Coca-Cola suggests it will never remove single-use plastic
Coca-Cola will not ditch single-use plastic bottles because consumers still want them, the firm’s Head of Sustainability told the BBC.
Coca-Cola, which is one of the biggest producers of plastic waste in the world, has pledged to recycle as many plastic bottles as it uses by 2030.
However, the company has suggested it will never ditch the material completely, because customers like it; the bottles reseal and are lightweight, Head of Sustainability, Bea Perez, told the BBC.
The household beverage brand currently produces approximately three million tonnes of plastic packaging a year – equivalent to 200,000 bottles a minute. But speaking at the World Economic Forum in Davos, Perez said the company recognised it has to be “part of the solution”.
However, according to the BBC, Perez argued that ditching plastic completely is not an option because this could alienate customers and reduce sales. She also explained that using only aluminium and glass packaging could push up the firm’s carbon footprint even further.
“Business will not be in business if we do not accommodate consumers,” she said. “So, as we change our bottling infrastructure, and move into recycling and innovation, we also have to show the consumer what the opportunities are. They will change with us.”
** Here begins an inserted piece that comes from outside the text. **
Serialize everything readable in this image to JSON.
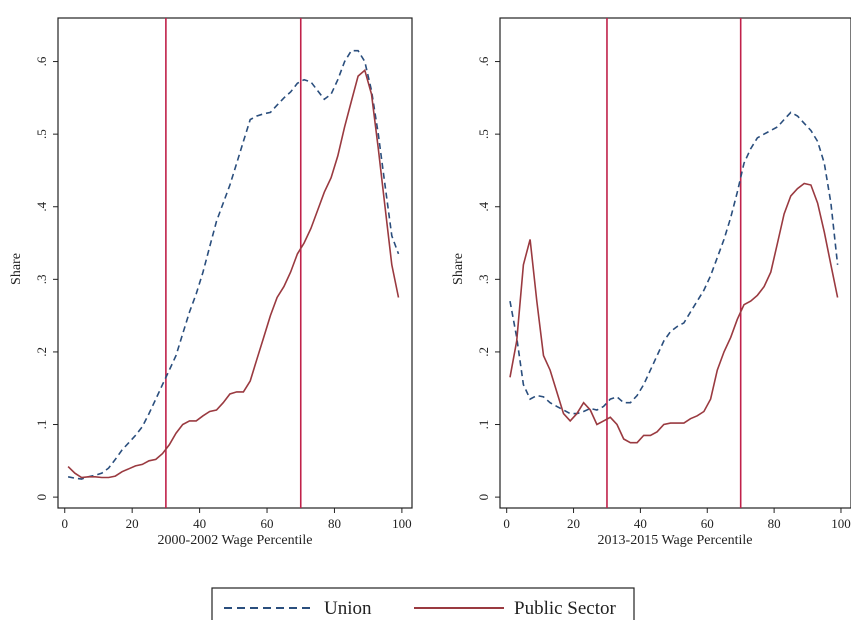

In a recent complaint to the Advertising Standards Authority, campaign group City to Sea claimed that Coca-Cola’s recycling descriptions are confusing for consumers and sometimes cause further plastic pollution. City to Sea’s Campaigns Manager, Steve Hynd, said: “We need green action, not greenwash to tackle plastic pollution. The way Coca-Cola are using the phrase ‘single-use’ is not how most people understand it, and it is not how legal entities define it. Just because a product can be recycled, it does not mean that it is no longer single-use. If Coca Cola want to ensure their bottles are not single-use, we would love for them to introduce a comprehensive refill system, where the same item is cleaned and re-used multiple times.”